The ADF will supply engineers to build airfields in remote, inaccessible areas of the highlands. According to AusAID, this is at the suggestion of Mission Aviation Services, which serves the church missions. Remoteness and difficulty of access are the main defences that the indigenous people of the highlands have against ABRI.
In January, Australia gave another $2 million to an ICRC relief appeal. At the same time, the Department of Foreign Affairs and Trade also announced an economic aid package to Indonesia which included assistance in designing a "regional development strategy" for Irian Jaya.
Indigenous Melanesian people suffer heavy discrimination in the province. On top of human rights abuses by the military, they receive little education and few opportunities to participate in development.
The transmigration program, which shifts people to West Papua from overcrowded Java, is swamping the Melanesian population. Indonesia is suppressing the indigenous culture and schooling is done only in Indonesian.

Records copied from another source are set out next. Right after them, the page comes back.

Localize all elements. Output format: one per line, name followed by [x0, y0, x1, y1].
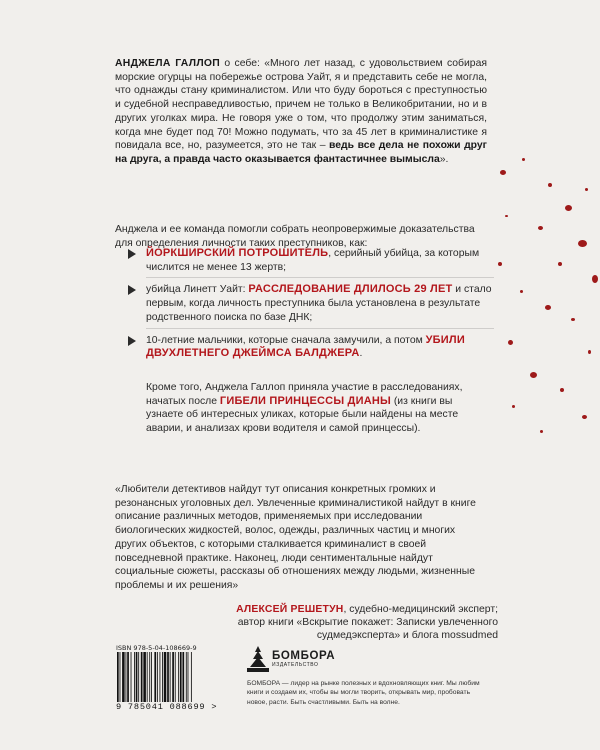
triangle-bullet-icon: [128, 336, 136, 346]
triangle-bullet-icon: [128, 249, 136, 259]
barcode-digits: 9 785041 088699 >: [116, 702, 218, 712]
highlight-text: ГИБЕЛИ ПРИНЦЕССЫ ДИАНЫ: [219, 394, 391, 407]
highlight-text: УБИЛИ ДВУХЛЕТНЕГО ДЖЕЙМСА БАЛДЖЕРА: [146, 333, 465, 360]
intro-emphasis: ведь все дела не похожи друг на друга, а правда часто оказывается фантастичнее вымысла: [115, 140, 487, 165]
divider: [146, 328, 494, 329]
evidence-paragraph: Анджела и ее команда помогли собрать неопровержимые доказательства для определения личности таких преступников, как:: [115, 224, 475, 249]
review-signature: АЛЕКСЕЙ РЕШЕТУН, судебно-медицинский эксперт; автор книги «Вскрытие покажет: Записки увлеченного судмедэксперта» и блога mossudmed: [236, 604, 498, 641]
reviewer-name: АЛЕКСЕЙ РЕШЕТУН: [236, 604, 344, 615]
isbn-label: ISBN 978-5-04-108669-9: [116, 644, 197, 652]
author-name: АНДЖЕЛА ГАЛЛОП: [115, 58, 221, 69]
bombora-logo-icon: [247, 646, 269, 672]
list-item: убийца Линетт Уайт: РАССЛЕДОВАНИЕ ДЛИЛОСЬ 29 ЛЕТ и стало первым, когда личность преступника была установлена в результате родственного поиска по базе ДНК;: [124, 283, 494, 324]
triangle-bullet-icon: [128, 285, 136, 295]
review-quote: «Любители детективов найдут тут описания конкретных громких и резонансных уголовных дел. Увлеченные криминалистикой найдут в книге описание различных методов, применяемых при исследовании биологических жидкостей, волос, одежды, различных частиц и многих других объектов, с которыми сталкивается криминалист в своей повседневной практике. Наконец, люди сентиментальные найдут социальные сюжеты, рассказы об отношениях между людьми, жизненные проблемы и их решения»: [115, 484, 476, 591]
publisher-name: БОМБОРА: [272, 650, 336, 662]
intro-end: ».: [439, 153, 449, 165]
barcode: [116, 652, 220, 702]
diana-paragraph: Кроме того, Анджела Галлоп приняла участие в расследованиях, начатых после ГИБЕЛИ ПРИНЦЕССЫ ДИАНЫ (из книги вы узнаете об интересных уликах, которые были найдены на месте аварии, и анализах крови водителя и самой принцессы).: [146, 382, 463, 435]
publisher-subtitle: ИЗДАТЕЛЬСТВО: [272, 662, 319, 668]
intro-text: о себе: «Много лет назад, с удовольствием собирая морские огурцы на побережье острова Уайт, я и представить себе не могла, что однажды стану криминалистом. Или что буду бороться с преступностью и судебной несправедливостью, причем не только в Великобритании, но и в других уголках мира. Не говоря уже о том, что продолжу этим заниматься, когда мне будет под 70! Можно подумать, что за 45 лет в криминалистике я повидала все, но, разумеется, это не так –: [115, 58, 487, 152]
list-item: 10-летние мальчики, которые сначала замучили, а потом УБИЛИ ДВУХЛЕТНЕГО ДЖЕЙМСА БАЛДЖЕРА.: [124, 334, 494, 361]
list-item: ЙОРКШИРСКИЙ ПОТРОШИТЕЛЬ, серийный убийца, за которым числится не менее 13 жертв;: [124, 247, 494, 274]
divider: [146, 277, 494, 278]
author-intro: [115, 57, 487, 167]
publisher-description: БОМБОРА — лидер на рынке полезных и вдохновляющих книг. Мы любим книги и создаем их, чтобы вы могли творить, открывать мир, пробовать новое, расти. Быть счастливыми. Быть на волне.: [247, 680, 480, 706]
criminals-list: [124, 241, 494, 361]
highlight-text: ЙОРКШИРСКИЙ ПОТРОШИТЕЛЬ: [146, 247, 329, 259]
highlight-text: РАССЛЕДОВАНИЕ ДЛИЛОСЬ 29 ЛЕТ: [248, 283, 453, 296]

After the Dutch colonialists placed West Papua under the auspices of the United Nations, the UN handed it over to Indonesia. When the so-called "Act of Free Choice" vote was held in 1969, only about 1000 West Papuans were allowed to participate. Unlike in the case of East Timor, the UN officially recognises the occupation of West Papua.
A disorganised and fragmented OPM has existed since 1969, but the priority for most West Papuans is just to survive under the occupation regime. Expressions of support for independence are extremely dangerous. Raising the West Papuan flag or singing the anthem, for instance, can result in a long jail sentence.
Under these circumstances, Australia's involvement and cooperation with ABRI needs to be defined and assessed.
As ADF personnel will not be free to report what they see and hear, it is essential that they are accompanied by civilian observers who are independent of AusAID and the ADF and who can analyse whether the money AusAID is providing is really benefiting the people.